Continuing sources of variation?
An underlying issue that has greatly concerned many quantitative geneticists but not been answered adequately is, what determines the observed level of phenotypic and genetic variances, heritability, and evolvability of the traits? Johnson and Barton (2005) put nicely what remains the regrettable current state: “We are in the somewhat embarrassing position of observing some remarkably robust patterns, that are consistent across traits and species, and yet seeing no compelling explanation for them.” While such discussions have mostly been in the context of natural populations, the same unanswered questions arise for livestock under directional selection.
Although experimental populations have reached apparent limits to directional selection, nicely illustrated by experiments in Drosophila of Weber (2004) in quite large population sizes and by those of Mackay et al. (1994) based on utilizing mutation, in these populations no selection was practiced on fitness traits per se. The Illinois maize experiment (Dudley and Lambert 2004) has now continued for >100 generations (years) with Ne under 30, yet there is a continuing near linear increase in percentage of oil in the kernel that can be explained only by mutational input (Walsh 2004). Although the low line has reached a real limit, it has almost no oil in its kernel. The long running Escherichia coli lines of Lenski are selected for fitness, and all variation is derived from mutation, yet they have continued to respond for 50,000 generations (Wiser et al. 2013).
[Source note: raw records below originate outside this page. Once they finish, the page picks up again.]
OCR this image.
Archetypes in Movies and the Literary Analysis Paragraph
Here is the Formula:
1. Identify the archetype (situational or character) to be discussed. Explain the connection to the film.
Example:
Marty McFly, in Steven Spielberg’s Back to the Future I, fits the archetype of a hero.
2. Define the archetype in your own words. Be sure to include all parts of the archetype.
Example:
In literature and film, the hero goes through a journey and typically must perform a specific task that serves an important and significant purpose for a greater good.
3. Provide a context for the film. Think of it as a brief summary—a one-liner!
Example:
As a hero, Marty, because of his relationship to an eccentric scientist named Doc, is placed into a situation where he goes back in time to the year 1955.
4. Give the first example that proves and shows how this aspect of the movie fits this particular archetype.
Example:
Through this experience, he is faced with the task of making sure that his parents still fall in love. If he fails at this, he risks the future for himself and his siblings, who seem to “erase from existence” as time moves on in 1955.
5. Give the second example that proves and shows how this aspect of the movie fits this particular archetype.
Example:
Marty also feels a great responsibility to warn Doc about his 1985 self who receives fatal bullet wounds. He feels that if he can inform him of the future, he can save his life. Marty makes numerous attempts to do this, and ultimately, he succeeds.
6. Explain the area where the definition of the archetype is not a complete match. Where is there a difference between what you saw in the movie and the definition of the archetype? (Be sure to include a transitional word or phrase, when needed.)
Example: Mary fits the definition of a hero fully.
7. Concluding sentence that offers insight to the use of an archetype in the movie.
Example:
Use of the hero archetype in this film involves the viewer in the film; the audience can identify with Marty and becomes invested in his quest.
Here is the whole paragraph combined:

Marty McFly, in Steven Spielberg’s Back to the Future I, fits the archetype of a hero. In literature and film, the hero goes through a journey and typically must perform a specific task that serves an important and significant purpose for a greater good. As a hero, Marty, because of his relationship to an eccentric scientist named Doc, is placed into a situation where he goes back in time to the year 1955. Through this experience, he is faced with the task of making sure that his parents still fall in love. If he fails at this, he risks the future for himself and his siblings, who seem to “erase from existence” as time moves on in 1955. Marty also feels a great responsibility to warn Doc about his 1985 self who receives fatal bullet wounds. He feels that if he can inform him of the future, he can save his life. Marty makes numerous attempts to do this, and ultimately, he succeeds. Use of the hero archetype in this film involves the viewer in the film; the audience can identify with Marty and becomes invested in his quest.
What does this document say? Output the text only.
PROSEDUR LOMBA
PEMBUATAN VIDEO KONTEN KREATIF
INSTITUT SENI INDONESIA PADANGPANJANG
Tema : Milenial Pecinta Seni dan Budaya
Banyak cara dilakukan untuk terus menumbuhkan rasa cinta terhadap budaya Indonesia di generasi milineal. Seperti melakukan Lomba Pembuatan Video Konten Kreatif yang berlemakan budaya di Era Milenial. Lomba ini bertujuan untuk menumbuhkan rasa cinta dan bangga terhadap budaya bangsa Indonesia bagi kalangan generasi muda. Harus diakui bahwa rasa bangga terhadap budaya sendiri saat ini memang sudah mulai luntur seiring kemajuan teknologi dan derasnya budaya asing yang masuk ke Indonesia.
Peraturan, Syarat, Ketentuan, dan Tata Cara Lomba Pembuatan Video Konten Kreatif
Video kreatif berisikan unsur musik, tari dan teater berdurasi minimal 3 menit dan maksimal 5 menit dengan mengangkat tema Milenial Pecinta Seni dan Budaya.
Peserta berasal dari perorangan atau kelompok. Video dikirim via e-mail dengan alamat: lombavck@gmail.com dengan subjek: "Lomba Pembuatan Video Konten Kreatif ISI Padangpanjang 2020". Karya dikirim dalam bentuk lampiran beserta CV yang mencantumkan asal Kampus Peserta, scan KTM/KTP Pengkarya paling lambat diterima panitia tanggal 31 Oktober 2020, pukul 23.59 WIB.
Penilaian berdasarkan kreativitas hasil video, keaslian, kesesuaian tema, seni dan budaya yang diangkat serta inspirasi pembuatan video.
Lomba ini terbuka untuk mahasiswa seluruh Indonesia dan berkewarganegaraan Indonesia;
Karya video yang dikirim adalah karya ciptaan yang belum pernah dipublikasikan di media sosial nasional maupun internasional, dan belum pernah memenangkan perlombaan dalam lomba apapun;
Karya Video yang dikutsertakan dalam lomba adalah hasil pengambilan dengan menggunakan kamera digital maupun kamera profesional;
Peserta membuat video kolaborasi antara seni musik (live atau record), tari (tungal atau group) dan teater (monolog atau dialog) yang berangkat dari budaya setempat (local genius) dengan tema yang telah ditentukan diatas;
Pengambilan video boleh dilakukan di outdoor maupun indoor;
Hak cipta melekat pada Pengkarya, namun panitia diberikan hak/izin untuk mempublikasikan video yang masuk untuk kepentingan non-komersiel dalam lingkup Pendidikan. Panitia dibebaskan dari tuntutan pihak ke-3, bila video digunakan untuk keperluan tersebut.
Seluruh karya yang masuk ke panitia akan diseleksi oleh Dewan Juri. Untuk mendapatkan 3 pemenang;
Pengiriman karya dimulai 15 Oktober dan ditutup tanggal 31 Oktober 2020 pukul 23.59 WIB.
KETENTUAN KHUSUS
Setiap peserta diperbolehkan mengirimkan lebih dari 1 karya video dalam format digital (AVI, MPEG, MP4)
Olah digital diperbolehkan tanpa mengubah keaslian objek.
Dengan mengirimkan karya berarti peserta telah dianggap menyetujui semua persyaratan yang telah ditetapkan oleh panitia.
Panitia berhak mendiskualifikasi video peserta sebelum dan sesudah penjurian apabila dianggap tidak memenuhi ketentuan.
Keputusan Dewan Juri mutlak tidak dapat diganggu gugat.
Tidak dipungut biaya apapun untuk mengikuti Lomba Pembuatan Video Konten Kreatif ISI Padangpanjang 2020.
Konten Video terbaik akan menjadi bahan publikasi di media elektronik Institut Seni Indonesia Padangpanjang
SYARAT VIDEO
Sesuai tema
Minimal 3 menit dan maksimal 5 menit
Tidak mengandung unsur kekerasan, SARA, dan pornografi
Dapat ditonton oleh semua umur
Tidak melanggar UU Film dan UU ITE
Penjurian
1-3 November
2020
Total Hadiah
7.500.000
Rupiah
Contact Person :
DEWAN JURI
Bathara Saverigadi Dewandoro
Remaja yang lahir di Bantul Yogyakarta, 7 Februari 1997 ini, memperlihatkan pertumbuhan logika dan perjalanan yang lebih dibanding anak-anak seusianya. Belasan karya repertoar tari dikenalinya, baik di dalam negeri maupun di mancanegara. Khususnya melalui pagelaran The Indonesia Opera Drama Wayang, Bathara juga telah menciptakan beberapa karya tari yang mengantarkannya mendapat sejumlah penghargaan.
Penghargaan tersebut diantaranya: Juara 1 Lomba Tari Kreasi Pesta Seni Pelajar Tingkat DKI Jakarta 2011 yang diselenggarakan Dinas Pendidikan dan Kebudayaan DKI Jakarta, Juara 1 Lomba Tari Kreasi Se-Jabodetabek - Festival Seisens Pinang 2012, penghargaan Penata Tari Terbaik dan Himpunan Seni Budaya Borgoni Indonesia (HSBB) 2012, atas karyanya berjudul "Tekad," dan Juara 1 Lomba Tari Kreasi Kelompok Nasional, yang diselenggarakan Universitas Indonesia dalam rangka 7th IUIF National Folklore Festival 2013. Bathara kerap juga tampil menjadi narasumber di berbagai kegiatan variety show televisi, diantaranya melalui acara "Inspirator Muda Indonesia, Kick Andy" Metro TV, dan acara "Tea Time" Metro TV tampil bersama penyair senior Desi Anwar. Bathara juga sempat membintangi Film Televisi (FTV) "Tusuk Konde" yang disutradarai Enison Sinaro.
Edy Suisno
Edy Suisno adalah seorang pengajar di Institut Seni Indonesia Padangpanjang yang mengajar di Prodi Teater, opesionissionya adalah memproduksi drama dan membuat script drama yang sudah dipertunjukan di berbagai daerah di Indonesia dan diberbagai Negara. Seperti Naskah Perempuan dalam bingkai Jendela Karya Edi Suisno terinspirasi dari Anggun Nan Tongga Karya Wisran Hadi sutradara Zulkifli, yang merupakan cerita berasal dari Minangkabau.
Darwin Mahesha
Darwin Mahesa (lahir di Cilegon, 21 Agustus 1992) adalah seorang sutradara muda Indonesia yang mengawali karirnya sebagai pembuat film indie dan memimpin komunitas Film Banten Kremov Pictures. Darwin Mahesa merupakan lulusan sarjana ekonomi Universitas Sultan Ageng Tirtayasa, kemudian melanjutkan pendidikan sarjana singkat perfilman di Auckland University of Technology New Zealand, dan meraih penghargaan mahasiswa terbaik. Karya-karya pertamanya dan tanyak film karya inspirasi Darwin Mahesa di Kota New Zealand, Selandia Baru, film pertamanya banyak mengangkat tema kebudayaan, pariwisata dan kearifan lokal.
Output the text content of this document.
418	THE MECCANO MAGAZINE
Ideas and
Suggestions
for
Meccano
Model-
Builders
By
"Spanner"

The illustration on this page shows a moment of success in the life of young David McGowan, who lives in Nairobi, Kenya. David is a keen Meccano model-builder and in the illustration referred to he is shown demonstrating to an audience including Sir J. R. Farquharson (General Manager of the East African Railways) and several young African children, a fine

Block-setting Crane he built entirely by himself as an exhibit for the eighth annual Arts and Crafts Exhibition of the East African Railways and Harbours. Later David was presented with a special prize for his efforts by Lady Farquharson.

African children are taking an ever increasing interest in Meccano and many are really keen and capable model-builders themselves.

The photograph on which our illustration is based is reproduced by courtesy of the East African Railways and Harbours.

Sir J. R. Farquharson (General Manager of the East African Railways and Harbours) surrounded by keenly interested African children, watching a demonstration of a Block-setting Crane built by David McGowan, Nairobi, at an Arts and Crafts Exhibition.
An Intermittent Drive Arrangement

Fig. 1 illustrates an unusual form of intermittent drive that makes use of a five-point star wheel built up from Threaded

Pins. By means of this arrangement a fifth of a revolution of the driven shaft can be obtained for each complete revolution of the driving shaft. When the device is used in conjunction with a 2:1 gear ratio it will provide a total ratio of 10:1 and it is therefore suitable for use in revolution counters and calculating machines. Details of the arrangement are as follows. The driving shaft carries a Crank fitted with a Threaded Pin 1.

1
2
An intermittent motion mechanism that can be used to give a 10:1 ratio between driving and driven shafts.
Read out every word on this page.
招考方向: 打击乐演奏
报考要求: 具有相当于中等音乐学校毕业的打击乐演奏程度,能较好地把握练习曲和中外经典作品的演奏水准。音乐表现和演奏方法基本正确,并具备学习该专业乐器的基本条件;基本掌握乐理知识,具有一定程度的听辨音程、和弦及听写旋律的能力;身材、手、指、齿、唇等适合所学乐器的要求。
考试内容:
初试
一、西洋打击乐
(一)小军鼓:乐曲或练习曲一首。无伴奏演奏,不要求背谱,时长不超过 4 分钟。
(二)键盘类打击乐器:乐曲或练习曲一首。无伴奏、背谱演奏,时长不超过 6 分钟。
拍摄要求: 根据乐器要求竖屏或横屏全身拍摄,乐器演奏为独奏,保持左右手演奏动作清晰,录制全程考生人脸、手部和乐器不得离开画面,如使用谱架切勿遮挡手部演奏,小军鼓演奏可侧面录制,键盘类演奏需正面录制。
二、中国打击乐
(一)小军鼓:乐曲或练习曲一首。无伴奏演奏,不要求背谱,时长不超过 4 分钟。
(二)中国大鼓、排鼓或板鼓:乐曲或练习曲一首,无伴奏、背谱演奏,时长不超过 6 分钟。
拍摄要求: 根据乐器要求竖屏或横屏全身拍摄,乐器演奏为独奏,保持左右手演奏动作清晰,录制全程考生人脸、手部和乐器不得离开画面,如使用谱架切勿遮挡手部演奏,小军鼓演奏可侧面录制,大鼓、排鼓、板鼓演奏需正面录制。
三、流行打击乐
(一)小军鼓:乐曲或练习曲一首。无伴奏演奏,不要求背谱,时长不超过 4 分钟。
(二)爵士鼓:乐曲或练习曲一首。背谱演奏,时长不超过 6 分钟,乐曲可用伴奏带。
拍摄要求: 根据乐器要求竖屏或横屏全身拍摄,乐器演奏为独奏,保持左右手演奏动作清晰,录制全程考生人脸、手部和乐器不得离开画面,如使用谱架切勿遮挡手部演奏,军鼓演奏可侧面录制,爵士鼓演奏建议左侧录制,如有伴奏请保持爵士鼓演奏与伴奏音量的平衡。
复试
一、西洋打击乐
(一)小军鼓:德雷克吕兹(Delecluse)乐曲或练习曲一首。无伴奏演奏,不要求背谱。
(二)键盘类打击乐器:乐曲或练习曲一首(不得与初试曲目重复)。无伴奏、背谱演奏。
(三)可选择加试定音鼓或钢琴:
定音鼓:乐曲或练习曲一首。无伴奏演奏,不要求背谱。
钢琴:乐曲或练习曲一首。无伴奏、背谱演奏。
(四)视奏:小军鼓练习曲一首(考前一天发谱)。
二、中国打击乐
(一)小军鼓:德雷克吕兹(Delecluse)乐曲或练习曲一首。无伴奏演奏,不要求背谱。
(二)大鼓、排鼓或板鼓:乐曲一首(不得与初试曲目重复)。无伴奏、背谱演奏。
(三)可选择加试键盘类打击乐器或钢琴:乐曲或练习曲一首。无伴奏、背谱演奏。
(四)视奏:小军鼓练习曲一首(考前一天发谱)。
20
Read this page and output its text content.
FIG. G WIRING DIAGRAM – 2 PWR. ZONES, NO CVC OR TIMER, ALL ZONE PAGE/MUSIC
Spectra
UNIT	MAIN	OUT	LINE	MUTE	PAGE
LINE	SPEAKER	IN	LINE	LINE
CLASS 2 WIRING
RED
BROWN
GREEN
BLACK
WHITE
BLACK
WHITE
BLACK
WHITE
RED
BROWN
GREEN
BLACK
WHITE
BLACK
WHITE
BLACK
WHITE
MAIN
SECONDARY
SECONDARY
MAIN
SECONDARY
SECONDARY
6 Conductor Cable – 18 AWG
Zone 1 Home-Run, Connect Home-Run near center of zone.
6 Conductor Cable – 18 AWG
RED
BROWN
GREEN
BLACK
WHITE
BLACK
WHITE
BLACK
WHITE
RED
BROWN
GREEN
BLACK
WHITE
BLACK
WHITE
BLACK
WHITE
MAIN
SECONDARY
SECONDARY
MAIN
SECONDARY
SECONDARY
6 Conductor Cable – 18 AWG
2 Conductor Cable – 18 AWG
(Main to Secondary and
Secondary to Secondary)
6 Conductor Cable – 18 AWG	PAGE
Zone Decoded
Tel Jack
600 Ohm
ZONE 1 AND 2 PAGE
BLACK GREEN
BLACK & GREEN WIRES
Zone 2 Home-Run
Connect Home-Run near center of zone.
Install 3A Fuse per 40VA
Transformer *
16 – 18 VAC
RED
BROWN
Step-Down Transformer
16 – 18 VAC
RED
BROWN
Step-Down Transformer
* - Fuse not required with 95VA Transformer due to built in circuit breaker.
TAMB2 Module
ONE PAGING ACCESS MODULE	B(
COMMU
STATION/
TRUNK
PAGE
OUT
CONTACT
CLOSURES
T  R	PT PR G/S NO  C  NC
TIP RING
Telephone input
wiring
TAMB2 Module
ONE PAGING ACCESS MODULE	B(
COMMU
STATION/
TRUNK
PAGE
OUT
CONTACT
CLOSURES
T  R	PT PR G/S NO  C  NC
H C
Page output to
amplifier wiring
Incorporation of new technology to further increase rates of improvement beyond that which can be achieved using genomic selection methods may come on the scene and render much of the previous discussion obsolete. For example, precise gene editing using CRISPR/Cas9 (Hsu et al. 2014) or successor systems surely provides major opportunities. Nevertheless, progress in the past century in livestock improvement has come largely from genetic changes of typically small effect at many loci. While that paradigm has been challenged before in livestock breeding, e.g., in the early days of QTL mapping and of transgenic technology, the technological developments are now much greater. Overall, I believe that we can justify optimism for continuing responses and increased efficiency of production of desired and nutritious products while minimizing demand on resources and without sacrificing animal health and welfare. Selection has to be multivariate and fitness as well as production trait oriented. Breeders are simply giving evolution a push using the technology available.
Acknowledgments
I am grateful to colleagues for comments and for contributions to the sounder parts of the arguments.